For symptomatic patients or those who have experienced a stressful situation such as a stroke, Landau recommends a more sophisticated device such as KardiaMobile, an FDA-approved device for detecting Afib, to monitor electrical signals in the heart.

“It will record an EKG sent to your cell phone, and then you can text or email your doctor for further analysis,” Landau said.

New Afib treatment launched at Cleveland Clinic

On Monday, Cleveland Clinic Weston is launching a new treatment for Afib known as “pulsed field ablation.” PFA is a non-thermal treatment method that provides shorter treatment times and less risk to adjacent structures.

“It’s just completely revolutionary. “I don’t want to overuse this word, but I probably won’t see another technology in my career that is as revolutionary as this overnight,” Rodriguez said.
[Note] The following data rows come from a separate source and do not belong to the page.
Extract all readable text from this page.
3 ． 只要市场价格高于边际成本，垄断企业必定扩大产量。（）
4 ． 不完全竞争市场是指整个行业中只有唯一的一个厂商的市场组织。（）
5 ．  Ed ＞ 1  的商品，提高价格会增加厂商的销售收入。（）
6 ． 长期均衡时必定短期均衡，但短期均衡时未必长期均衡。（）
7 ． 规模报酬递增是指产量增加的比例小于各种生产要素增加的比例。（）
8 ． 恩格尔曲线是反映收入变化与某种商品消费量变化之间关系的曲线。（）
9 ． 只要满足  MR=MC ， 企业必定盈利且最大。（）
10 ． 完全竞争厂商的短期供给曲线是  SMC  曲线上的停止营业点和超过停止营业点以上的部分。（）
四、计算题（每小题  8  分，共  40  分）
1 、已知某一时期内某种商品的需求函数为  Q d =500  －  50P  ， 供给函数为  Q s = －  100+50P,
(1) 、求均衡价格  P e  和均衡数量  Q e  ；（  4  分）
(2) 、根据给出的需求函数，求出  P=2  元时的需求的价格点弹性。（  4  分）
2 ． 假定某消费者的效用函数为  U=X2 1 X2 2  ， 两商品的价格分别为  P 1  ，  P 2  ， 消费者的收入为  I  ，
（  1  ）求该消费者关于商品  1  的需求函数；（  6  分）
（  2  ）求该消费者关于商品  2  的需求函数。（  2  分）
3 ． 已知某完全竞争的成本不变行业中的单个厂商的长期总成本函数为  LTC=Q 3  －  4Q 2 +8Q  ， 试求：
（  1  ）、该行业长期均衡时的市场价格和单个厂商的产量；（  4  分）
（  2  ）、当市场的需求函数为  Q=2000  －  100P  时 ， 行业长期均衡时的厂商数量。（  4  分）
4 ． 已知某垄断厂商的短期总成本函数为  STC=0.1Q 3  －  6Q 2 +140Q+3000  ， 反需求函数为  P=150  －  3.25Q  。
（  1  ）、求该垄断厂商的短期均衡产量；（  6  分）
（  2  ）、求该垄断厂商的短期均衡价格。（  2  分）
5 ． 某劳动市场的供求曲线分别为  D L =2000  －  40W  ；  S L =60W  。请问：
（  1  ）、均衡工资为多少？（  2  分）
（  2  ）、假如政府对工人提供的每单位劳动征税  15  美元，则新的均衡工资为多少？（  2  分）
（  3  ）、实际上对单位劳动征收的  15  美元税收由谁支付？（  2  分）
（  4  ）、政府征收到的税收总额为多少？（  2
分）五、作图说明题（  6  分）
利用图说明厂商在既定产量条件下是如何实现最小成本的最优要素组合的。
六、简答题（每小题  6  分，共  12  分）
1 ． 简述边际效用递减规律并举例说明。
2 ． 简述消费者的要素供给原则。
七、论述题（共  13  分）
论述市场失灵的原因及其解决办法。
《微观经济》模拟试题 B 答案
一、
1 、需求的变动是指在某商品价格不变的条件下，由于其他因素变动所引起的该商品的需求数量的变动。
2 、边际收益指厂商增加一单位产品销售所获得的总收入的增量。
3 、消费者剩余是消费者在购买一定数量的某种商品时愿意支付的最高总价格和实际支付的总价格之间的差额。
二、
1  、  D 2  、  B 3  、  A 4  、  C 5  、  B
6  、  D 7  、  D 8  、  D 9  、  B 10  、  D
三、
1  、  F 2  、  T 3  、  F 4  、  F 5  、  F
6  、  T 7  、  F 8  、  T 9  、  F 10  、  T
Catheter ablation therapy uses electroporation, the delivery of rapid, pulsed, high-voltage electric fields to tissue, causing cell membranes to become permeable, to treat cardiac arrhythmias.

“It’s almost immediate,” Rodriguez said. “Each treatment takes 2.5 seconds. With older technology it was 10 to 15 seconds. You extract the entire vein in a matter of seconds.”

According to Rodriguez, at least 12 million people in the country have been formally diagnosed with Afib, and the prognosis is “reaching sky high.”

“I tell everyone you need to go get your annual exam,” Spunar said. “Because even if you don’t have a watch, at least your physical exam can capture some of it.”